Initially reported by The Sunday Times, video footage released back in July shows Cowgill and Bown sitting in a car, located at Manchester’s Bridge Hall industrial park. Taken by a third-party source, the retailer is now looking into who took the video, stating it as a “potentially illegal covert surveillance”.
It criticised the media outlet for not reporting “in a more balanced way”.
As part of its response, the JD noted Cowgill has known Bown “on a business and personal basis for over 25 years”, stating that it is not unusual, suspicious or illegitimate for the two to meet from time to time, “including in relation to the ongoing review by the Competition and Markets Authority (CMA)”.

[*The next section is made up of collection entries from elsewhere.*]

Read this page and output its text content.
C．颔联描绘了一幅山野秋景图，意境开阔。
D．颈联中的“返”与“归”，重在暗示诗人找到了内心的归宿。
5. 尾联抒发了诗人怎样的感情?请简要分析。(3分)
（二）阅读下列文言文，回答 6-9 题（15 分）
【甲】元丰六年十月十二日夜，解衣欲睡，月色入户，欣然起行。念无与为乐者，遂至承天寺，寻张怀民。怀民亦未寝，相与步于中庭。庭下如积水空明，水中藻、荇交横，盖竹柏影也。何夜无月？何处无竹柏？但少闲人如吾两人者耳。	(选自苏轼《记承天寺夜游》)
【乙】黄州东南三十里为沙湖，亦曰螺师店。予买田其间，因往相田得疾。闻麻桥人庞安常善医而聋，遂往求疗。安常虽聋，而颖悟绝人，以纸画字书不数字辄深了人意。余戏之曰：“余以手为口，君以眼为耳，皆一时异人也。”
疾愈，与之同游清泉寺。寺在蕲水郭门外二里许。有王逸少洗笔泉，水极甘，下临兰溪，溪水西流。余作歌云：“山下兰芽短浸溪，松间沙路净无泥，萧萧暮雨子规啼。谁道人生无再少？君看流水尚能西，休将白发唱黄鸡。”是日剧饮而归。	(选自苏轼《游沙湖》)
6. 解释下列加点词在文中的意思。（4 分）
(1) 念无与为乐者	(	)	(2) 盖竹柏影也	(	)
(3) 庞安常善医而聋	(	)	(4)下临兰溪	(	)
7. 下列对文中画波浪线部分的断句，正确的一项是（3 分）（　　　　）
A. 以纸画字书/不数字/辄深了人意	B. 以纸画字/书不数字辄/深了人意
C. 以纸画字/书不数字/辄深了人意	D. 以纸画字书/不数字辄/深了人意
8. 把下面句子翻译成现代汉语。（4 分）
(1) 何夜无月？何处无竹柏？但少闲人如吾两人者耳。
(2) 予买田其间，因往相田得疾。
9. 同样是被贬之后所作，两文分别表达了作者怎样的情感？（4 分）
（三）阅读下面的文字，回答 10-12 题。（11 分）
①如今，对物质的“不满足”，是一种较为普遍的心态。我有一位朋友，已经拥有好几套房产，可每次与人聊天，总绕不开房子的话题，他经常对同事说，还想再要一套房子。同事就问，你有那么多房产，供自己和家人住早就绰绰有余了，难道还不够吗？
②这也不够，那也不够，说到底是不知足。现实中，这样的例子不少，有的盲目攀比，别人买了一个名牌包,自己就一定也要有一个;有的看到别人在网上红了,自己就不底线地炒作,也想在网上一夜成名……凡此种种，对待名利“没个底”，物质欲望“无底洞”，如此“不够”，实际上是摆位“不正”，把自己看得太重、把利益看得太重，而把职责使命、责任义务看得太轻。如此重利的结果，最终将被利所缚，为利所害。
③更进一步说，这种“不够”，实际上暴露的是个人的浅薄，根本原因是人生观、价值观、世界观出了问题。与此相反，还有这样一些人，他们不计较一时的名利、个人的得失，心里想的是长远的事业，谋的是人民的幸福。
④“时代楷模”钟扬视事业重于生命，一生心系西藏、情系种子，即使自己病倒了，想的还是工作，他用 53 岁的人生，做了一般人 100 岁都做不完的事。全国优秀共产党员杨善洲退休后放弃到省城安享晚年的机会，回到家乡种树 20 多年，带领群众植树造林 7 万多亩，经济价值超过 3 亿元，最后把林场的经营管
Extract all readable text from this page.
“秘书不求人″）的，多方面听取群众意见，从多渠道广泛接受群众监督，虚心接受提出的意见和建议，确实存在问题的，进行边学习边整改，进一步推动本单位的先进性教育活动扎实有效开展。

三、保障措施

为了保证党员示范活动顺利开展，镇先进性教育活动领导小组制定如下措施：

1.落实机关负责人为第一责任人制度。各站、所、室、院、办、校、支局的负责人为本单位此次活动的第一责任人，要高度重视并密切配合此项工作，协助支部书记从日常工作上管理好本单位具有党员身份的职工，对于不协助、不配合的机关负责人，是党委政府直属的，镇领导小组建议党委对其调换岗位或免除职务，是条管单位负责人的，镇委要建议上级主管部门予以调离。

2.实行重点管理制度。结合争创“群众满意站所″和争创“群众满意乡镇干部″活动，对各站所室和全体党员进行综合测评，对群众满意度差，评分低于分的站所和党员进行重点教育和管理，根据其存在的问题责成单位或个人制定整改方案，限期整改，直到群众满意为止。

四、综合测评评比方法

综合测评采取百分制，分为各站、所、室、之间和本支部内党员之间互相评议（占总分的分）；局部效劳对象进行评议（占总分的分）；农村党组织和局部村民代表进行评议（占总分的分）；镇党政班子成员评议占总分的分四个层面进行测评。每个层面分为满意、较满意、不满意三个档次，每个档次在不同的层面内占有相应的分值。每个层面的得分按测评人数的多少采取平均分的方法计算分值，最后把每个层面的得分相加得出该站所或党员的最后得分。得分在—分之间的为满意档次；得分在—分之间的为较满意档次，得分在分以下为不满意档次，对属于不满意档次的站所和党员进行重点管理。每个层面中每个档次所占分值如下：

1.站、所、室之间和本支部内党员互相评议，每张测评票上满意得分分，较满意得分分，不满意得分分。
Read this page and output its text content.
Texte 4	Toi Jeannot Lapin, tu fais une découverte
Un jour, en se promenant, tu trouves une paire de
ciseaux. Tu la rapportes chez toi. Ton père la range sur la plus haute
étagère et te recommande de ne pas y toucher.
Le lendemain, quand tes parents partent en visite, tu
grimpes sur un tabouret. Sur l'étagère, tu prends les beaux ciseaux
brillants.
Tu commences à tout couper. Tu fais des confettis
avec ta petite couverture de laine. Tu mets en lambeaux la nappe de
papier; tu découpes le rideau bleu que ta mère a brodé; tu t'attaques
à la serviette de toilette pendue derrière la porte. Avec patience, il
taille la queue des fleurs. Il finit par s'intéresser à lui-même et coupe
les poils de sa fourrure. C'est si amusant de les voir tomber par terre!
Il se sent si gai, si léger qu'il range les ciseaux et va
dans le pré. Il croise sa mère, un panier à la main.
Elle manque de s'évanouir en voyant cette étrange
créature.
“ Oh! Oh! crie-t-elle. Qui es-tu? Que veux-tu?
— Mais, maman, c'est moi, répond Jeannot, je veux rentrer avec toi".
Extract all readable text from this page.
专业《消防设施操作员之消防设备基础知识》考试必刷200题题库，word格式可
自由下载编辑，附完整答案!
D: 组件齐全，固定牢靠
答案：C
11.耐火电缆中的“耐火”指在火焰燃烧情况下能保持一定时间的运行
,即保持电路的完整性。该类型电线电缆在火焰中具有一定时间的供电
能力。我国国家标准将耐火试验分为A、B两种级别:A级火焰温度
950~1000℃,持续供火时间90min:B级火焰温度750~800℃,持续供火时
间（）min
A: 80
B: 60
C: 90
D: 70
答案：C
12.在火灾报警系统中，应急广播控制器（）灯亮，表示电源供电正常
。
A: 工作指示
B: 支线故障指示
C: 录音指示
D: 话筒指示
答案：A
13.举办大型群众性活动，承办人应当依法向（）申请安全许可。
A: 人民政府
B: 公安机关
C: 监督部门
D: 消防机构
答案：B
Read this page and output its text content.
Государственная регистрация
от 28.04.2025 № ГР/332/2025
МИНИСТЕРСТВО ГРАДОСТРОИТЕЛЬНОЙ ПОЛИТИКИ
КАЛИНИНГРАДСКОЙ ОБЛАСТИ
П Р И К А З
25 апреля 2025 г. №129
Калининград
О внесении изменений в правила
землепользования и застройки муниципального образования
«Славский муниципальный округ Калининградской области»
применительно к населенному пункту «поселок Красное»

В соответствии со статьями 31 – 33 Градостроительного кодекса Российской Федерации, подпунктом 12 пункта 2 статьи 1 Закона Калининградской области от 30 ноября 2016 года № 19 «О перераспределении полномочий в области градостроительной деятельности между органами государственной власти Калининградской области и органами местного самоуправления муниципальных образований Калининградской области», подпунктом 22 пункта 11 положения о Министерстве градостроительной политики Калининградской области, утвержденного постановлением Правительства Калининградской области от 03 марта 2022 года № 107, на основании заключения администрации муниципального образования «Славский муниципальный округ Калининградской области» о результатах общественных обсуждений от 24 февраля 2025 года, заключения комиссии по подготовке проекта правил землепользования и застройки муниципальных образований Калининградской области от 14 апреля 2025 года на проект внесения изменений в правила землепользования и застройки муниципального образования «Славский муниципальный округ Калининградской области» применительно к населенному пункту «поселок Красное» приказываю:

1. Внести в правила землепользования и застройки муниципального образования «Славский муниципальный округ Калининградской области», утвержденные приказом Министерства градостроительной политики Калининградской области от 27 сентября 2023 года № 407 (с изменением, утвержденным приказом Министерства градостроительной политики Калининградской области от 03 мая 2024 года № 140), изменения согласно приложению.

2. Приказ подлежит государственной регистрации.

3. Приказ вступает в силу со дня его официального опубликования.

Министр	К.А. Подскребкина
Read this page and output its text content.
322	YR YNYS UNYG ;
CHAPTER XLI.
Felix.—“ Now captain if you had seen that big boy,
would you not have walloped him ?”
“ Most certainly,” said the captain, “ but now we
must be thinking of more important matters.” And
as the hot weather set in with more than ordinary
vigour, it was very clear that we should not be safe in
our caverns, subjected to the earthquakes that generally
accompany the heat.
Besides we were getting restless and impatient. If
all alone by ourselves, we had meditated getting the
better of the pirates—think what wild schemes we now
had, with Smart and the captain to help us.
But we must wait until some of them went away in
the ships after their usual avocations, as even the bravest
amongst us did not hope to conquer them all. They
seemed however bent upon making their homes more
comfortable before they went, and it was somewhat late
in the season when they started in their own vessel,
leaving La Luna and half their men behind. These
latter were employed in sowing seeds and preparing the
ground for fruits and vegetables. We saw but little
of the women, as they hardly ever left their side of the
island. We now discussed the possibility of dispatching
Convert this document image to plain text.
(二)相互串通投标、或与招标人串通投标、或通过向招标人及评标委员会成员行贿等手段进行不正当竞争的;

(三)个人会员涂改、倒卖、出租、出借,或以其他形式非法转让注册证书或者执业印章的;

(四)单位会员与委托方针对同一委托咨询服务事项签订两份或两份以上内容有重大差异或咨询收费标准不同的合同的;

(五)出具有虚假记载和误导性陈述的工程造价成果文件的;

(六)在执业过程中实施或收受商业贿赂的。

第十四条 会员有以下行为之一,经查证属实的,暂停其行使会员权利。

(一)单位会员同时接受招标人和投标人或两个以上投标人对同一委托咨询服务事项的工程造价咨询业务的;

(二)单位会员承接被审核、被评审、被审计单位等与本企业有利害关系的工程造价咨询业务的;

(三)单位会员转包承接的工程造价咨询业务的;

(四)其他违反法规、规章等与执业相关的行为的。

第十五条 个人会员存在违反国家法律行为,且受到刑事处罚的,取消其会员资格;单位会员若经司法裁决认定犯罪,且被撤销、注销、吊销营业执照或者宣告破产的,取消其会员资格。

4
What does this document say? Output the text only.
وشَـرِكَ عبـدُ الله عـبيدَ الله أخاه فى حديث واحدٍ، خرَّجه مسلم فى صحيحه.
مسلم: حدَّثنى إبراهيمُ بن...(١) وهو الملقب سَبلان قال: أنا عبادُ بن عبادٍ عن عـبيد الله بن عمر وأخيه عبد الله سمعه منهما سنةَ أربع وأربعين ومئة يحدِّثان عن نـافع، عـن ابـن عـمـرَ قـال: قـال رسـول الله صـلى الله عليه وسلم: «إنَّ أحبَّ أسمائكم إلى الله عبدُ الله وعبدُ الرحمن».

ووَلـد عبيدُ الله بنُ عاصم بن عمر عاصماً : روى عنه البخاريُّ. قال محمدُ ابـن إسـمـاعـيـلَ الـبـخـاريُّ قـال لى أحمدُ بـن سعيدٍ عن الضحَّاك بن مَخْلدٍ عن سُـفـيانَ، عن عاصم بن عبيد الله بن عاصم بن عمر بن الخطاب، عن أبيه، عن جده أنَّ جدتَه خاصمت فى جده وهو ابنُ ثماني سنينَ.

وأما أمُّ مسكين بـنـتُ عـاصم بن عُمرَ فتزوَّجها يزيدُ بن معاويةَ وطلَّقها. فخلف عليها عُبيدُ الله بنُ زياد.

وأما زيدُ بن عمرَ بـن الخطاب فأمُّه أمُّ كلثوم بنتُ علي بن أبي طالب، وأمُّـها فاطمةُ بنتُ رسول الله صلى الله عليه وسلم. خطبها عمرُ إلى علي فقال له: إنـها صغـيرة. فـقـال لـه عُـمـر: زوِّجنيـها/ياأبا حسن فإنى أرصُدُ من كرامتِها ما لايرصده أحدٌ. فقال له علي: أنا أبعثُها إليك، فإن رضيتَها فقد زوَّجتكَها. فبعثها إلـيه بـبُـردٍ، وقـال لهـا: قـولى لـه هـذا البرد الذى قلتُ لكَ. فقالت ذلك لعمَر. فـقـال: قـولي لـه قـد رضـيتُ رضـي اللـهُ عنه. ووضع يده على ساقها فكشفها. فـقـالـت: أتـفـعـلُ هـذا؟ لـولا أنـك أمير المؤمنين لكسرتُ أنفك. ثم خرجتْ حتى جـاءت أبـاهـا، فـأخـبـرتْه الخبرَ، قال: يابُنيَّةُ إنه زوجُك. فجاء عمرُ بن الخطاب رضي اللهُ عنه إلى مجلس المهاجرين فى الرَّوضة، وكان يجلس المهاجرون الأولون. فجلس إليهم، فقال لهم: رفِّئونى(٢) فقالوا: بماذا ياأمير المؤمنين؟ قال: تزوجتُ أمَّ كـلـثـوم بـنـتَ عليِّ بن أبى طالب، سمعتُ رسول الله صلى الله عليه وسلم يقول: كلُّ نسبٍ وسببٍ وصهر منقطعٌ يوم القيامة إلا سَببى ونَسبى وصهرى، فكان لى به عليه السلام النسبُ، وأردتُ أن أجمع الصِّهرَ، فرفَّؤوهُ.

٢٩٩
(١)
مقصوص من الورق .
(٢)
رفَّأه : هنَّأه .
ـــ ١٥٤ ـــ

It affirmed that the CMA had been fully informed on the content and reasoning for the meeting in July, asserting that it “believes that its actions in participating in this meeting do not amount to wrongdoing or a breach of the Order”, referring to the Interim Enforcement Order for which JD is to take steps to encourage key staff of Footasylum to remain within the business.
“Any suggestions with regard to Corporate Governance breaches are totally refuted,” the retailer added, further remarking that stakeholders are aware that the company treats governance matters seriously and transparently.
The response comes as JD Sports has been ordered to sell Footaslyum by the CMA, which suggested that the acquisition could be a “worse deal” for customers.
The organisation began investigating the 90 million pound acquisition of Footasylum after it was announced back in May 2019, following the CMA’s inquiry into a possible breach of its rules in regards to the takeover.
Since the announcement, JD has been blocked from integrating Footasylum or preventing the two from competing against one another.
In an update on Thursday last week, the CMA found that the takeover of Footasylum would reduce competition even after taking into account the growth of online shopping. Survey results indicated by the CMA suggested that Footasylum has a weakened relative to JD Sports acquisition, concluding that it felt it was in customers best interest for JD to sell its counterpart.
In an interview with the BBC, CMA’s chairman, Kip Meek, said: “We strongly believe shoppers could suffer if Footasylum stopped having to compete with JD Sports. It is likely they would pay more for less choice, worse service and lower quality.”